Manila to Raise MILF ‘Terror’ Attacks With OIC
Mama Gubal & Agencies

COTABATO CITY/MANILA, 8 May 2003 — President Gloria Arroyo yesterday urged the Moro Islamic Liberation Front (MILF) to denounce “terrorism” and surrender killers from their ranks if the shelved peace talks are to resume.

Arroyo also said the Philippines would “bring its case before Malaysia and Indonesia, the OIC (Organization of the Islamic Conference) and the whole Islamic world,” regarding the threat of the MILF.

“We shall combine military action, stringent legal measures, community preparedness and full diplomatic pressure to bear upon this threat,” the president said in a statement.

“We shall not appease those who kill and maim the innocent. We shall not allow the peace talks to be held hostage by the threat of terror,” she added.

Arroyo canceled preliminary talks aimed at ending the decades-old rebellion on Tuesday in reaction to a series of deadly attacks by the MILF on civilian targets in the south, notably in the town of Siocon, Zamboanga del Norte on Sunday.

She offered 50 million pesos in reward money for information leading to the arrest of five top MILF leaders blamed for the attacks that have left at least 83 people dead and hundreds wounded since March, and authorized the Armed Forces of the Philippines (AFP) to launch “punitive” action against the rebels.

“No more double talk. The MILF must unequivocally and unambiguously renounce terrorism in the pursuit of its objectives,” and surrender “all those who have engaged in terrorist acts before expecting any relief from legal sanctions and punitive actions,” she said.

Jesus Dureza, the presidential assistant for Mindanao and the government’s chief peace negotiator, said the atmosphere for negotiations would return to normal only if the MILF ended its “atrocities.”

“If these terrorist attacks on civilian communities were stopped, the climate for peace negotiation will continue. As we have been doing in the past, we are always open,” Dureza said.

Malaysia was to have hosted the May 9 to 11 talks in Kuala Lumpur.

The OIC, including the Philippines’ neighbors Malaysia and Indonesia, had been fostering contact between the government and the MILF.

Ebrahim Murad, the MILF military affairs chief who heads the rebels’ negotiating panel, said the group was still “committed to peace negotiation.”

“It is not true that our group perpetrates all the trouble in Mindanao. What we want here is that before the resumption of the talks, government will implement what has been agreed on in the past,” Murad said in Cotabato City.

Norberto Gonzales, the presidential adviser on special concerns, said he believes the MILF was not behind the troubles.

“What Murad said is true. I would like to inform the MILF that the government is not stopping the investigation. The government knows that not all incidents in Mindanao are perpetrated by MILF. At the same time, the government knows that there is a third group that wants to destroy the government’s efforts at bringing peace and development in Mindanao,” Gonzales said.

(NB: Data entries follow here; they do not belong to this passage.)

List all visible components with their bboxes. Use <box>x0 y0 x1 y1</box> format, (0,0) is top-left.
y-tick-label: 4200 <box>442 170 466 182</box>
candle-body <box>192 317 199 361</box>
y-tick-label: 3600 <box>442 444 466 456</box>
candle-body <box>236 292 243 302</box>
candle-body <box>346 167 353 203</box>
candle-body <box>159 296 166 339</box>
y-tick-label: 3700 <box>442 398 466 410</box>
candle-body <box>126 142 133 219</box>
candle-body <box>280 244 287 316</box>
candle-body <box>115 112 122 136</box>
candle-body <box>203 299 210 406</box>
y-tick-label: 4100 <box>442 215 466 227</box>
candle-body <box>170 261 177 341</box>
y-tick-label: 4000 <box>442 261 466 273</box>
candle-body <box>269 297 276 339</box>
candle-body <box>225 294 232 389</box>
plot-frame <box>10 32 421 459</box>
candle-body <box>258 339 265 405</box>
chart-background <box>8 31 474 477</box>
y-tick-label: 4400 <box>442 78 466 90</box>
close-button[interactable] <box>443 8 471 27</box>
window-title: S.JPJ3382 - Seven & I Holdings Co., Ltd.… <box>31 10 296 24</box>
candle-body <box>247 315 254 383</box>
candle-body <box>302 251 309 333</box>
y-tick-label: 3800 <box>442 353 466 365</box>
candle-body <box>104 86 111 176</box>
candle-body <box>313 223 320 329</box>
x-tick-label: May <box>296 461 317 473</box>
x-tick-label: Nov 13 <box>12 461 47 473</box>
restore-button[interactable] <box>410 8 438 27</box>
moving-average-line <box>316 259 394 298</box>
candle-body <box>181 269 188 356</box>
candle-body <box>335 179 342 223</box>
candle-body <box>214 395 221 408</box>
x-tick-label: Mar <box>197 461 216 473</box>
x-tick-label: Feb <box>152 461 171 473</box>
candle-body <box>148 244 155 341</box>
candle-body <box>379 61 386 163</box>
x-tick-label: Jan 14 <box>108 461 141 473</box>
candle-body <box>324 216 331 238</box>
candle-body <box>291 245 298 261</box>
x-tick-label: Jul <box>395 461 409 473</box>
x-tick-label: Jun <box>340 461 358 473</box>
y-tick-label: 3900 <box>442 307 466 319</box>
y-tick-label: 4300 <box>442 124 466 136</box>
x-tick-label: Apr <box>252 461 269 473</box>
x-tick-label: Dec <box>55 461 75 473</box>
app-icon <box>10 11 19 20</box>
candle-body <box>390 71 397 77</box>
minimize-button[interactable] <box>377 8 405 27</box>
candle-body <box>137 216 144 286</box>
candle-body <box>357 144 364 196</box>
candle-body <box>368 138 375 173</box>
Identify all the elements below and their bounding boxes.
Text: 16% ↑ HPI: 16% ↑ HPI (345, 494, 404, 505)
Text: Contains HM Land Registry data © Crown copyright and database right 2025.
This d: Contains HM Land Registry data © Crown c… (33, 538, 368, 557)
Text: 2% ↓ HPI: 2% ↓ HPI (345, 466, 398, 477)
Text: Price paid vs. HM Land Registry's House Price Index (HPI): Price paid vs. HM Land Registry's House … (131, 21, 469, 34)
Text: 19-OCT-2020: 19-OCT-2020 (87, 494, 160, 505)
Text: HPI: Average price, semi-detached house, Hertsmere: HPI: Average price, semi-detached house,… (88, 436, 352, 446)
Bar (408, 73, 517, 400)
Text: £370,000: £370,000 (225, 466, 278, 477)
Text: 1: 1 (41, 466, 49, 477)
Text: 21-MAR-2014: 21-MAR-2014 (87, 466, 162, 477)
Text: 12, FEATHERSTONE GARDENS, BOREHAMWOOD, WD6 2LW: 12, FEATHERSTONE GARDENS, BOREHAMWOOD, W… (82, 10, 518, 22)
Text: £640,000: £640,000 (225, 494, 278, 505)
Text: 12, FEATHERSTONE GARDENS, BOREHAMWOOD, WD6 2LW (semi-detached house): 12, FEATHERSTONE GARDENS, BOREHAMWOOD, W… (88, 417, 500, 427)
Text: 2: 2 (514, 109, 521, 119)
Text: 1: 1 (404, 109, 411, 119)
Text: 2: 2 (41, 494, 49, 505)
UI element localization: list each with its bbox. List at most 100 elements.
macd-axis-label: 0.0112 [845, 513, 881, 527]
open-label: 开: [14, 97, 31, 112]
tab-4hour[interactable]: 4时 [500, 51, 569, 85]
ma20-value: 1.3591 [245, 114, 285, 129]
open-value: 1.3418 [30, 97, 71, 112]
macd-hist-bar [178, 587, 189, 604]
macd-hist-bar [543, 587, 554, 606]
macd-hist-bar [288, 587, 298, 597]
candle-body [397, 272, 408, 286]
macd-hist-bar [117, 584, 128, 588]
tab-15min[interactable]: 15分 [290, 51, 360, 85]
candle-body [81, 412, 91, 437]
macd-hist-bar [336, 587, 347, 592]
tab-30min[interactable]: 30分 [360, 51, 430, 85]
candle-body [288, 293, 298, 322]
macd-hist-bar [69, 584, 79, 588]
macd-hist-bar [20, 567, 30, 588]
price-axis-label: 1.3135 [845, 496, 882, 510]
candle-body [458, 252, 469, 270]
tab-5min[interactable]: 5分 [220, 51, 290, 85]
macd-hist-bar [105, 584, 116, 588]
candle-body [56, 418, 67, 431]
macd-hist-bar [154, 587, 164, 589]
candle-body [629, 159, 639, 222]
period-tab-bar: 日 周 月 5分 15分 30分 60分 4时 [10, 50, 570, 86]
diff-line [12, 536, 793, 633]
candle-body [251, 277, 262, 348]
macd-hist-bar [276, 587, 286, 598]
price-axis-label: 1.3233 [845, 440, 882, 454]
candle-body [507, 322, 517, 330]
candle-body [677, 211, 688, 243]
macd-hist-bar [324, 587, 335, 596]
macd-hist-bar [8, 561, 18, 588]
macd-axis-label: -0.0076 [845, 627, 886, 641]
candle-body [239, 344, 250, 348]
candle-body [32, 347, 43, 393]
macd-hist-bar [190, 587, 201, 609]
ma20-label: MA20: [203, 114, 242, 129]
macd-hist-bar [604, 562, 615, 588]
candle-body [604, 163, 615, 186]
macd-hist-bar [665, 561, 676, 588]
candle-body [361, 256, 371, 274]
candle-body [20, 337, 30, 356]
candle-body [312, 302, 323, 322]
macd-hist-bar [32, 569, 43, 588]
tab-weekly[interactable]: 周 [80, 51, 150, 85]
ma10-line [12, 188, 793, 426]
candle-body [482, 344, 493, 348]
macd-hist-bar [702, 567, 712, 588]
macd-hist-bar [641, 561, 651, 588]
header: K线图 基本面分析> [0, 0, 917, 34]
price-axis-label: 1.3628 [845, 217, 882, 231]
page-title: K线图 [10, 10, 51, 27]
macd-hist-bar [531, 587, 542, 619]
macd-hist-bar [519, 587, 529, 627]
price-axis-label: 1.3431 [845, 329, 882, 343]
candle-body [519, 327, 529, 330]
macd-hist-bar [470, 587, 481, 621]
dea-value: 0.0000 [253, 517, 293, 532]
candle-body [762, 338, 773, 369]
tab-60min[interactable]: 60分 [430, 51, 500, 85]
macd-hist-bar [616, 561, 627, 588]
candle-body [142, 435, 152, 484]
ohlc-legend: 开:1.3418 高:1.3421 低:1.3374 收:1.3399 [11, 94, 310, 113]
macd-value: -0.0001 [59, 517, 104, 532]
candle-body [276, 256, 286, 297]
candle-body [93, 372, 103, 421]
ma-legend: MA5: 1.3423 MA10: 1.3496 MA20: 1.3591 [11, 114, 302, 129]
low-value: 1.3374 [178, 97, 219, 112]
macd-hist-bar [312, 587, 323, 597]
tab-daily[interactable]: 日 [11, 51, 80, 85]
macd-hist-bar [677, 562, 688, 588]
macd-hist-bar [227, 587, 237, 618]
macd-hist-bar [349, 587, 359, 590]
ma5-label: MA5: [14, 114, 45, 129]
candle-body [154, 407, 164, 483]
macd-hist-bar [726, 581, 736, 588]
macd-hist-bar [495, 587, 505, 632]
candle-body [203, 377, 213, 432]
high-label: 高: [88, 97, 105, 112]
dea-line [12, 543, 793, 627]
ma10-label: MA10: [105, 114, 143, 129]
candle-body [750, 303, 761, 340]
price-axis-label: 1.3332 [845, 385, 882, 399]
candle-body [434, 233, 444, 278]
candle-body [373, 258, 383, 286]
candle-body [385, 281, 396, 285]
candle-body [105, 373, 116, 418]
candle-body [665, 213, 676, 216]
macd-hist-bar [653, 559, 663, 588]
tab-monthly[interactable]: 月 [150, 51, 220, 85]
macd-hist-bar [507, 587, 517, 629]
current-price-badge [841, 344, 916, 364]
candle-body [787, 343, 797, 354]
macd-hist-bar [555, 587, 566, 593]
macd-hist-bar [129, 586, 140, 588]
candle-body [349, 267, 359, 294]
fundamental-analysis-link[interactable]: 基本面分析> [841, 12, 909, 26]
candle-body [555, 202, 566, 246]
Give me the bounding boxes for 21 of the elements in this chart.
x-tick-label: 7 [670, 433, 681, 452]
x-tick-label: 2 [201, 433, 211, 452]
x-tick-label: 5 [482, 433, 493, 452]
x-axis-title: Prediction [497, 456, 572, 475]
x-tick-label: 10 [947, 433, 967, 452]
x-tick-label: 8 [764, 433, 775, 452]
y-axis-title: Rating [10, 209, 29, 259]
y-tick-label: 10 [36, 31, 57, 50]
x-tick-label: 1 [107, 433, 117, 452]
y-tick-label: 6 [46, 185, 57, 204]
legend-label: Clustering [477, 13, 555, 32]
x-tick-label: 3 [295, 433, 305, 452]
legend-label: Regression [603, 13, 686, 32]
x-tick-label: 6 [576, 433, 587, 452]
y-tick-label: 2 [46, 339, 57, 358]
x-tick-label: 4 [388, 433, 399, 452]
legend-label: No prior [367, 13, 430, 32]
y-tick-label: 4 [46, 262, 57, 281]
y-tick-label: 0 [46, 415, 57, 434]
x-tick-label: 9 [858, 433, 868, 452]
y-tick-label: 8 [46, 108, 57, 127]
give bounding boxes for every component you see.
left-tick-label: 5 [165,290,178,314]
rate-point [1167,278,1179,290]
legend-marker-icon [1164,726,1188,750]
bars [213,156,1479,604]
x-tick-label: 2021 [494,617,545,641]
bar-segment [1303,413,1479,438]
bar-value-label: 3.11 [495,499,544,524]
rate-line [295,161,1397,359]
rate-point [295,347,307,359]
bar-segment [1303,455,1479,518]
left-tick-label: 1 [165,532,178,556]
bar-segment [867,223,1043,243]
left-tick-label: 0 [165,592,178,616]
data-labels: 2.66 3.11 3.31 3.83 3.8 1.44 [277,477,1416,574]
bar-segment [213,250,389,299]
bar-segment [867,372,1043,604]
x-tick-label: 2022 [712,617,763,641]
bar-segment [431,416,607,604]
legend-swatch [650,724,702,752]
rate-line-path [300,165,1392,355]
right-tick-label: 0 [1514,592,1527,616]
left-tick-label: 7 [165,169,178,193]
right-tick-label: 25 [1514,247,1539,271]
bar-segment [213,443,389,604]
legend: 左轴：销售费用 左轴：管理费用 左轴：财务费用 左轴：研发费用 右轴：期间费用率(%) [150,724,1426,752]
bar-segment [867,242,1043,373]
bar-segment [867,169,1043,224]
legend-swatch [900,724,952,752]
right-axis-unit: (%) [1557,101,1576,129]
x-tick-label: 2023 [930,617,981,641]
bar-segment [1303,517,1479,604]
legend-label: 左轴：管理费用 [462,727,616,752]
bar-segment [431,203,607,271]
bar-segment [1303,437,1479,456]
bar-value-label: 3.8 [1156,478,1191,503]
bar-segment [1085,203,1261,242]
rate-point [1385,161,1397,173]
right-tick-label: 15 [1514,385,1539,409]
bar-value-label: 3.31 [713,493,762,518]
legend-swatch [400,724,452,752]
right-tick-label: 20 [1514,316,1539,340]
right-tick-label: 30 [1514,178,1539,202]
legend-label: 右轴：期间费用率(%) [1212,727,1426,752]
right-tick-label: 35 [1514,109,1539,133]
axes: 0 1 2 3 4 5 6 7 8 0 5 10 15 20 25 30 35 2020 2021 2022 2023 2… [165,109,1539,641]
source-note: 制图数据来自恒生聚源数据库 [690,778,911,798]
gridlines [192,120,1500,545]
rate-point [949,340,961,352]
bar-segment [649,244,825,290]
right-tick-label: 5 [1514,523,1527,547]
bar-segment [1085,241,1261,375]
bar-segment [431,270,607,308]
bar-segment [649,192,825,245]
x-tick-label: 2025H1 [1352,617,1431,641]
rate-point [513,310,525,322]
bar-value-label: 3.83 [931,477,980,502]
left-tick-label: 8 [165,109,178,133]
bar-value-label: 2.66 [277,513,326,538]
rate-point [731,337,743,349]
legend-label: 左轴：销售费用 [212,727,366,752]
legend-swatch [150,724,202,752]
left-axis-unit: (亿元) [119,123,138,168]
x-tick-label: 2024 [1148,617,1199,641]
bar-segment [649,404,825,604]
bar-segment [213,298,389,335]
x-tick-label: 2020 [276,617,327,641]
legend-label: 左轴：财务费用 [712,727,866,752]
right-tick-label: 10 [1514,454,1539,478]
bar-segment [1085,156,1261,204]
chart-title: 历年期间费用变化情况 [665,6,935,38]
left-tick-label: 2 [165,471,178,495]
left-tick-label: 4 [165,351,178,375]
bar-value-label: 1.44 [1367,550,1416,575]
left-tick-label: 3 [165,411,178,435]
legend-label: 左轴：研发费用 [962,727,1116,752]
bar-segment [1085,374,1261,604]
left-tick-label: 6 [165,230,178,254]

MILF spokesman Eid Kabalu yesterday chided the military for immediately blaming the MILF for the bombing of a gymnasium in Pikit town of North Cotabato, where refugees from fighting last February were being housed. Eight evacuees were injured when a grenade exploded on the gymnasium’s roof at 10 p.m. Monday night.

Kabalu said the MILF has no reason to do that because many of the evacuees are related in one way or the other to some of their fighters. He accused the military of bombing the gymnasium in an attempt to turn the refugees against the separatist group.

MILF political affairs chief Ghazali Jaafar also said no MILF guerrilla was involved in the assault on a farming community in Kabacan town, North Cotabato on Tuesday morning. The military earlier blamed separatists for the attack, which killed three Muslim residents of Barangay Kayaga. Three other people, including a 12-year-old girl, were wounded in the attack.

But Jaafar said the violence was an apparent offshoot of a feud between the attackers and some of the villagers, who are mostly members of the Moro National Liberation Front guerrillas who had laid down their firearms.

On Tuesday, US Ambassador Francis Ricciardone said his government may include the MILF in its list of terrorist organizations if it continued attacking civilians and taking hostages.

But legislators yesterday accused Ricciardone of interfering in the internal affairs of the Philippines. Sen. Joker Arroyo said Ricciardone should be summoned and asked “to explain why he was preempting the Philippine government.”

Arroyo and opposition Sen. Aquilino Pimentel said such a declaration would pave the way for the “full-scale involvement” of the US in the government’s war against the MILF.